Like the Turkish-Cypriot standoff, a resolution of the nearly 40-year-old conflict over Western Sahara is elusive because no global heavyweights are involved and the conflict between Moroccan occupiers and the Sahrawi people's national liberation movement roils far beyond the international community's notice.
That is not the case with Ukraine, where Cold War-era adversaries Moscow and Washington back opposing sides in the increasingly deadly conflict.
"What is most interesting about frozen conflicts is to what extent they are playing fields for great-power politics," said Bryan Lee, director of the Eurasia Nonproliferation Program at the Monterey Institute of International Studies. "Would we have these conflicts if they were not essentially the United States and Russia engaging over what is happening in the world?"
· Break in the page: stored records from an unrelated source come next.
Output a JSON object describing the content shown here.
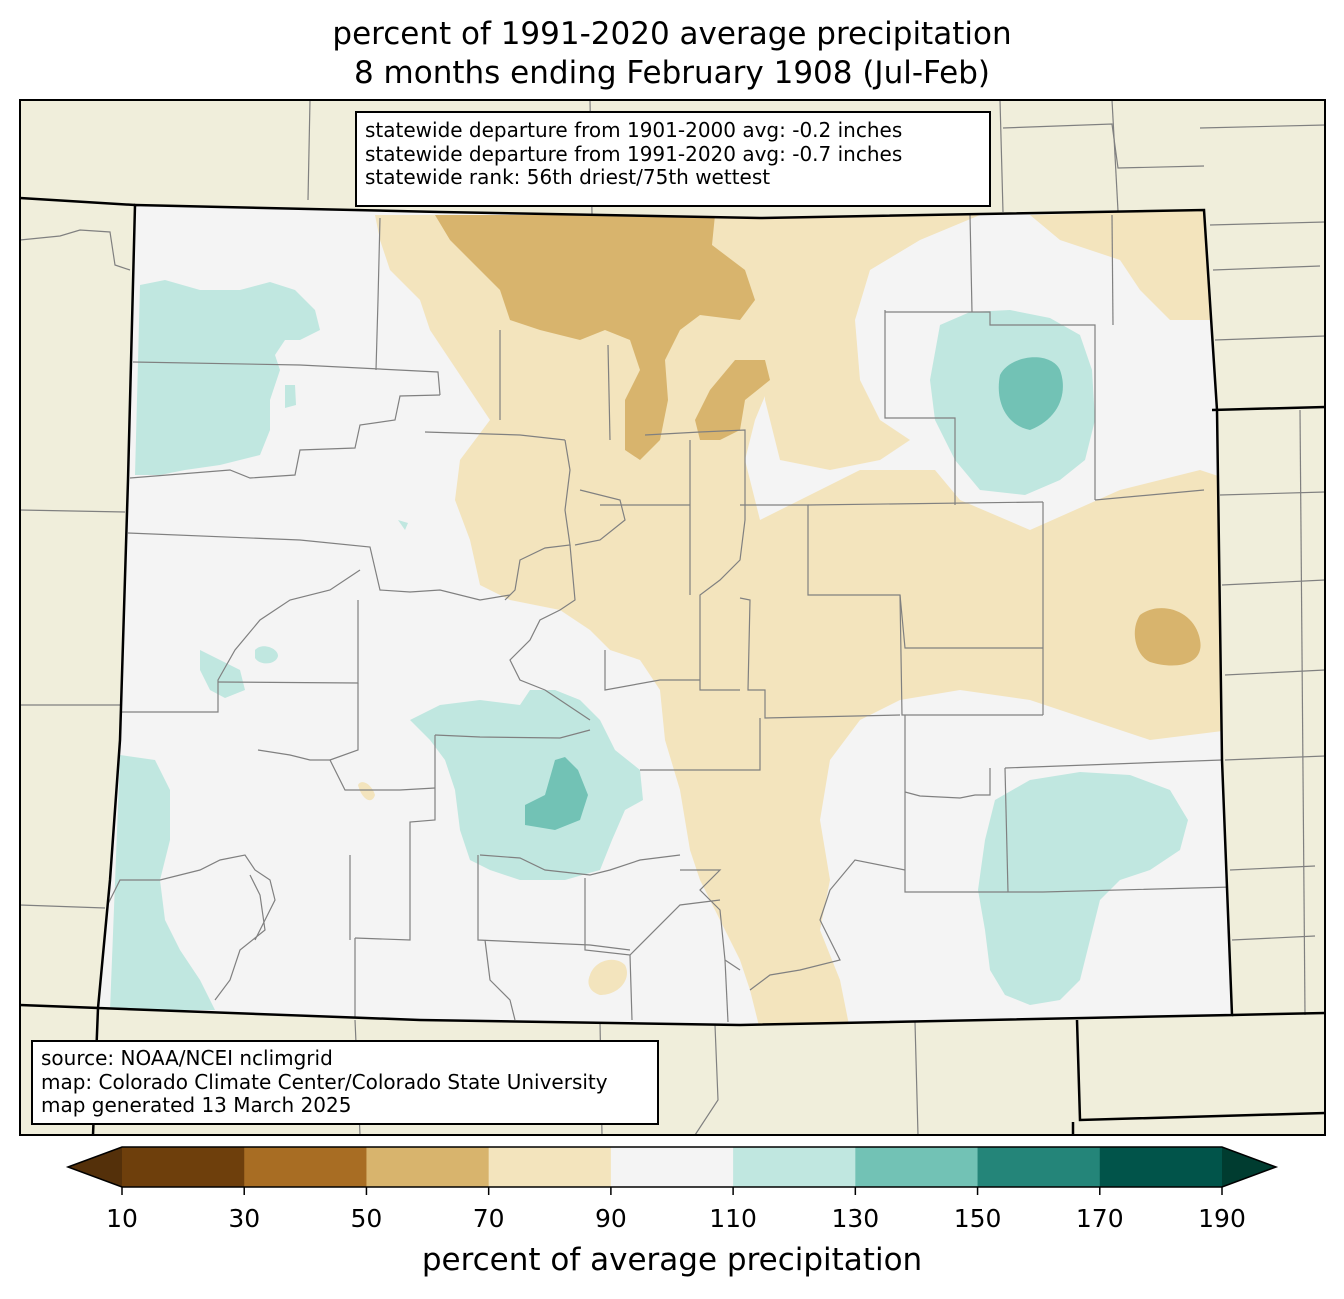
{
  "title": {
    "line1": "percent of 1991-2020 average precipitation",
    "line2": "8 months ending February 1908 (Jul-Feb)"
  },
  "stats": {
    "line1": "statewide departure from 1901-2000 avg: -0.2 inches",
    "line2": "statewide departure from 1991-2020 avg: -0.7 inches",
    "line3": "statewide rank: 56th driest/75th wettest"
  },
  "source": {
    "line1": "source: NOAA/NCEI nclimgrid",
    "line2": "map: Colorado Climate Center/Colorado State University",
    "line3": "map generated 13 March 2025"
  },
  "colorbar": {
    "label": "percent of average precipitation",
    "ticks": [
      "10",
      "30",
      "50",
      "70",
      "90",
      "110",
      "130",
      "150",
      "170",
      "190"
    ],
    "bins": [
      {
        "range": "10-30",
        "color": "#6e3f0c"
      },
      {
        "range": "30-50",
        "color": "#a86d23"
      },
      {
        "range": "50-70",
        "color": "#d8b46d"
      },
      {
        "range": "70-90",
        "color": "#f3e4bd"
      },
      {
        "range": "90-110",
        "color": "#f4f4f4"
      },
      {
        "range": "110-130",
        "color": "#c0e7e0"
      },
      {
        "range": "130-150",
        "color": "#72c2b5"
      },
      {
        "range": "150-170",
        "color": "#248579"
      },
      {
        "range": "170-190",
        "color": "#01544a"
      }
    ],
    "under_color": "#54300a",
    "over_color": "#003c30"
  },
  "colors": {
    "outside_state": "#f0eedb",
    "county_lines": "#808080",
    "state_lines": "#000000"
  }
}
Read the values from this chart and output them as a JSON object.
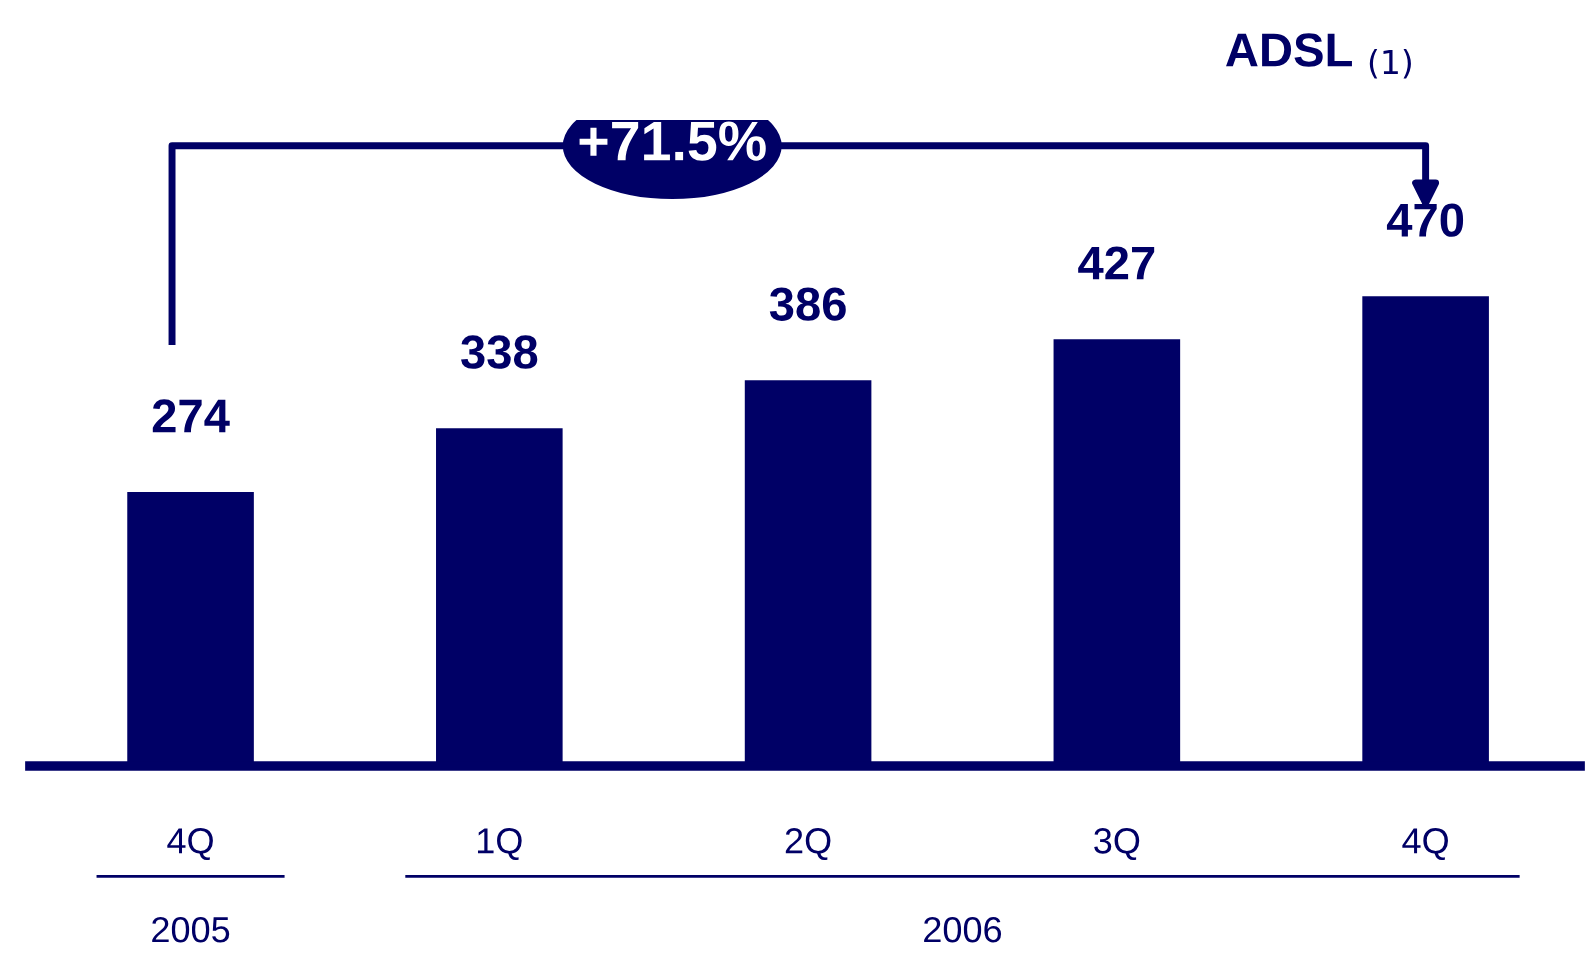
{
  "chart_data": {
    "type": "bar",
    "title": "ADSL $_{(1)}$",
    "categories": [
      "4Q",
      "1Q",
      "2Q",
      "3Q",
      "4Q"
    ],
    "values": [
      274,
      338,
      386,
      427,
      470
    ],
    "color": "#000066",
    "data_labels": true,
    "grid": false,
    "annotations": [
      "+71.5%",
      "2005",
      "2006"
    ]
  }
}
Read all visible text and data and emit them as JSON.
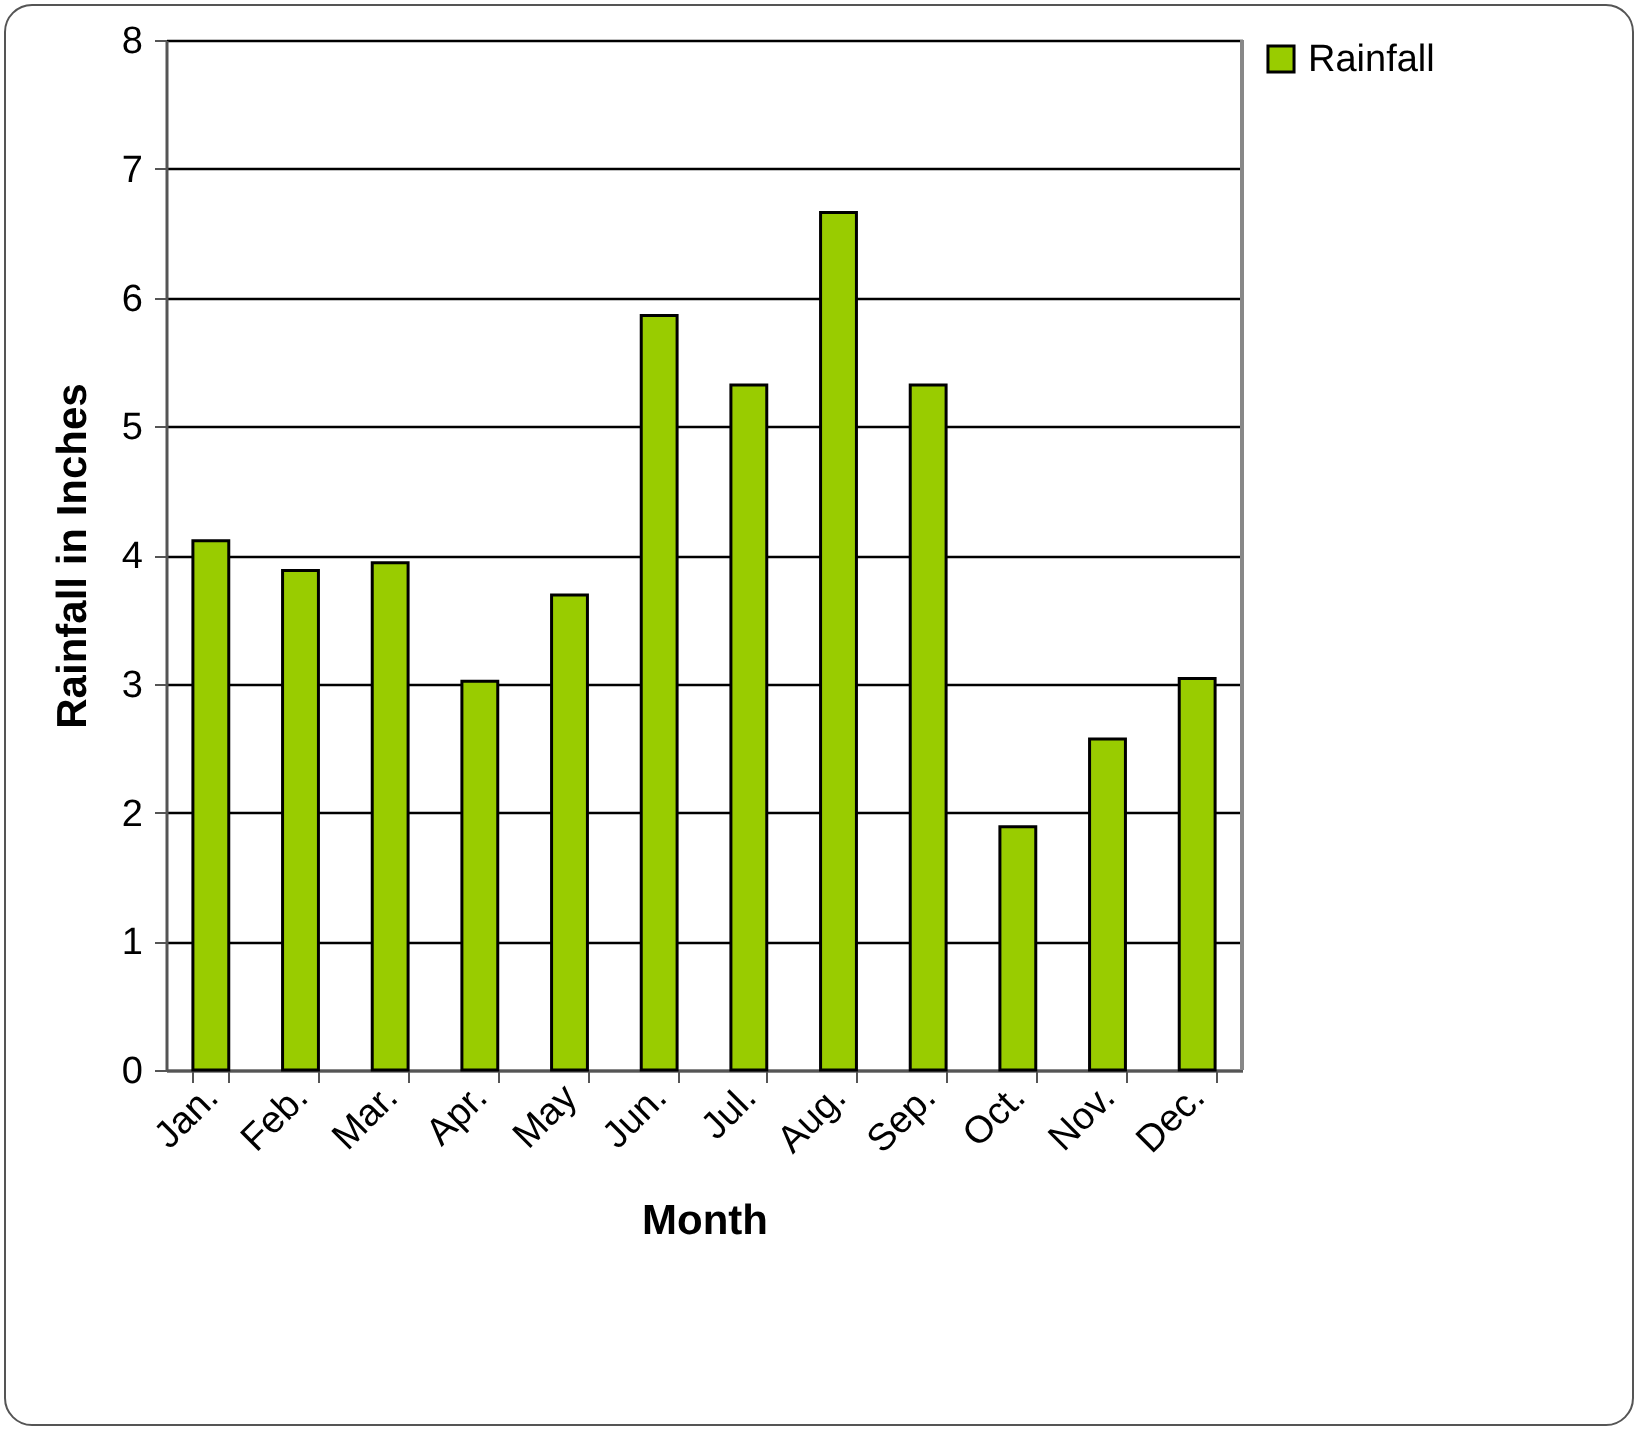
{
  "chart_data": {
    "type": "bar",
    "xlabel": "Month",
    "ylabel": "Rainfall in Inches",
    "categories": [
      "Jan.",
      "Feb.",
      "Mar.",
      "Apr.",
      "May",
      "Jun.",
      "Jul.",
      "Aug.",
      "Sep.",
      "Oct.",
      "Nov.",
      "Dec."
    ],
    "series": [
      {
        "name": "Rainfall",
        "color": "#99cc00",
        "values": [
          4.11,
          3.88,
          3.94,
          3.02,
          3.69,
          5.86,
          5.32,
          6.66,
          5.32,
          1.89,
          2.57,
          3.04
        ]
      }
    ],
    "ylim": [
      0,
      8
    ],
    "yticks": [
      0,
      1,
      2,
      3,
      4,
      5,
      6,
      7,
      8
    ],
    "grid": "y",
    "legend": "right"
  }
}
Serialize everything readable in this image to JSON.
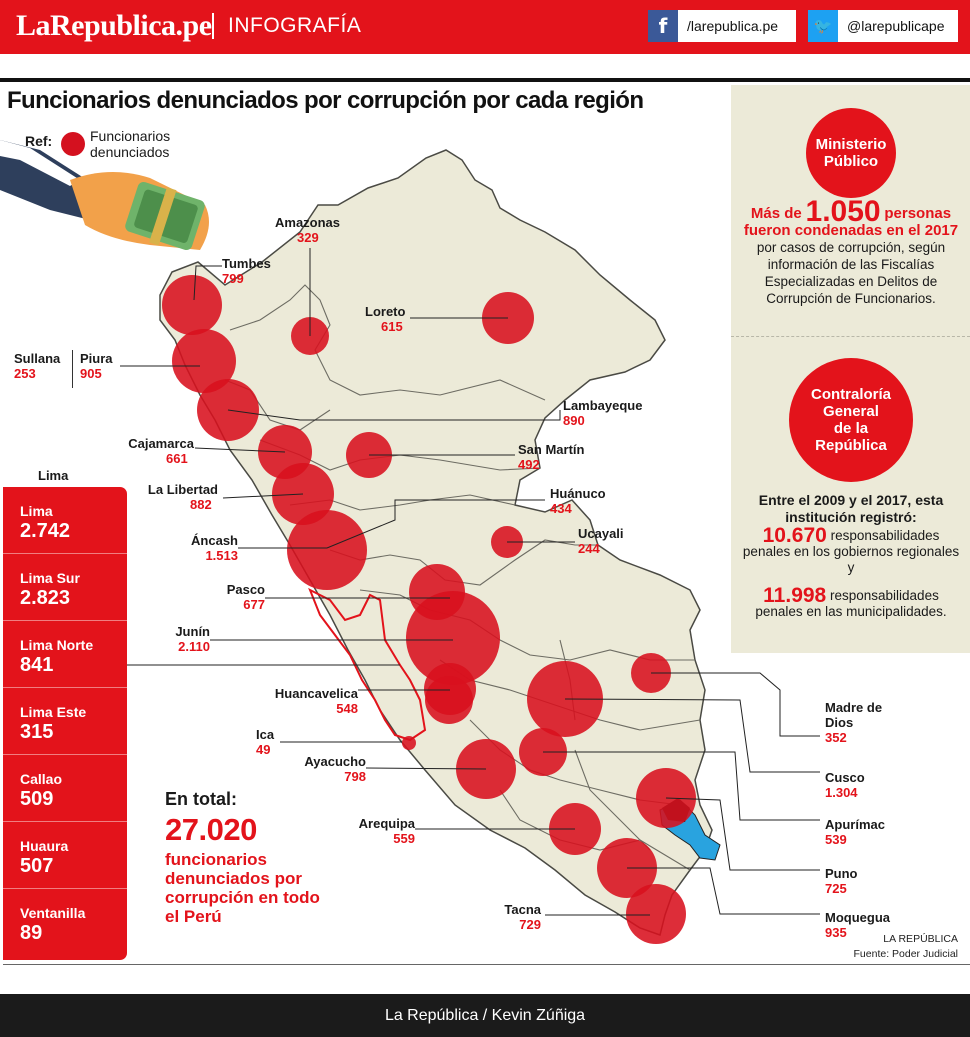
{
  "header": {
    "brand": "LaRepublica.pe",
    "section": "INFOGRAFÍA",
    "facebook": "/larepublica.pe",
    "twitter": "@larepublicape",
    "facebook_icon": "facebook-icon",
    "twitter_icon": "twitter-icon"
  },
  "title": "Funcionarios denunciados por corrupción por cada región",
  "legend": {
    "ref_label": "Ref:",
    "dot_label_1": "Funcionarios",
    "dot_label_2": "denunciados"
  },
  "regions": [
    {
      "name": "Amazonas",
      "value": "329"
    },
    {
      "name": "Tumbes",
      "value": "799"
    },
    {
      "name": "Loreto",
      "value": "615"
    },
    {
      "name": "Sullana",
      "value": "253"
    },
    {
      "name": "Piura",
      "value": "905"
    },
    {
      "name": "Lambayeque",
      "value": "890"
    },
    {
      "name": "Cajamarca",
      "value": "661"
    },
    {
      "name": "San Martín",
      "value": "492"
    },
    {
      "name": "La Libertad",
      "value": "882"
    },
    {
      "name": "Huánuco",
      "value": "434"
    },
    {
      "name": "Ucayali",
      "value": "244"
    },
    {
      "name": "Áncash",
      "value": "1.513"
    },
    {
      "name": "Pasco",
      "value": "677"
    },
    {
      "name": "Junín",
      "value": "2.110"
    },
    {
      "name": "Huancavelica",
      "value": "548"
    },
    {
      "name": "Ica",
      "value": "49"
    },
    {
      "name": "Ayacucho",
      "value": "798"
    },
    {
      "name": "Arequipa",
      "value": "559"
    },
    {
      "name": "Tacna",
      "value": "729"
    },
    {
      "name": "Madre de Dios",
      "value": "352"
    },
    {
      "name": "Cusco",
      "value": "1.304"
    },
    {
      "name": "Apurímac",
      "value": "539"
    },
    {
      "name": "Puno",
      "value": "725"
    },
    {
      "name": "Moquegua",
      "value": "935"
    }
  ],
  "lima": {
    "heading": "Lima",
    "items": [
      {
        "name": "Lima",
        "value": "2.742"
      },
      {
        "name": "Lima Sur",
        "value": "2.823"
      },
      {
        "name": "Lima Norte",
        "value": "841"
      },
      {
        "name": "Lima Este",
        "value": "315"
      },
      {
        "name": "Callao",
        "value": "509"
      },
      {
        "name": "Huaura",
        "value": "507"
      },
      {
        "name": "Ventanilla",
        "value": "89"
      }
    ]
  },
  "total": {
    "heading": "En total:",
    "value": "27.020",
    "text": "funcionarios denunciados por corrupción en todo el Perú"
  },
  "ministerio": {
    "circle_line1": "Ministerio",
    "circle_line2": "Público",
    "lead": "Más de",
    "number": "1.050",
    "unit": "personas",
    "line2": "fueron condenadas en el 2017",
    "rest": "por casos de corrupción, según información de las Fiscalías Especializadas en Delitos de Corrupción de Funcionarios."
  },
  "contraloria": {
    "circle_line1": "Contraloría",
    "circle_line2": "General",
    "circle_line3": "de la",
    "circle_line4": "República",
    "intro": "Entre el 2009 y el 2017, esta institución registró:",
    "stat1_num": "10.670",
    "stat1_text": "responsabilidades penales en los gobiernos regionales y",
    "stat2_num": "11.998",
    "stat2_text": "responsabilidades penales en las municipalidades."
  },
  "credit": {
    "line1": "LA REPÚBLICA",
    "line2": "Fuente: Poder Judicial"
  },
  "footer": "La República / Kevin Zúñiga",
  "colors": {
    "accent": "#e3131b",
    "map_fill": "#ecead8",
    "panel": "#ecead8",
    "lake": "#29a3df"
  }
}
Where superpowers have interests, the rest of the world has no effective voice in the conflict, Lee said. The European Union's offer to Ukraine of a path to membership was the spark that ignited today's eastern Ukrainian conflict. But it is Russian President Vladimir Putin's fierce determination to keep the North Atlantic Treaty Organization out of what he considers Russia's traditional sphere of influence that has the former superpower adversaries pulling the strings in the background.
"This is a colossally dangerous situation," Lee said of the nuclear-armed states on opposite sides of the Ukraine conflict. "We've never had a conflict that is so close to the NATO borders and really involves the kind of visceral sense of threat the Baltic states and Poland feel about the Russians."
More than 4,300 people have been killed, many of them civilians, in eight months of fighting in Ukraine, and the ground warfare has been accompanied by a serious escalation in airspace and maritime intrusions by Russia that now force the Western alliance to scramble fighter jets on a nearly daily basis.
NATO Secretary-General Jens Stoltenberg has warned of the risks posed to commercial aviation as Russian warplanes engage alliance member forces from Poland and the former Soviet republics of Estonia, Latvia and Lithuania.
The July 17 downing of a Malaysia Airlines passenger jet over eastern Ukraine in which all 298 on board perished has been blamed officially on "high-energy impacts." Officials in Kiev and their Western allies accuse the Moscow-backed separatists of mistaking the Boeing 777 for a Ukrainian military transport and shooting it down from its 33,000-foot cruising altitude with a sophisticated ground-to-air missile system provided by Russia.
"It's a mess and it's dangerous," Lee said of the surrogate confrontation between the U.S. and Russia. "Imagine where we would be if that had been a Polish airliner instead of Malaysian."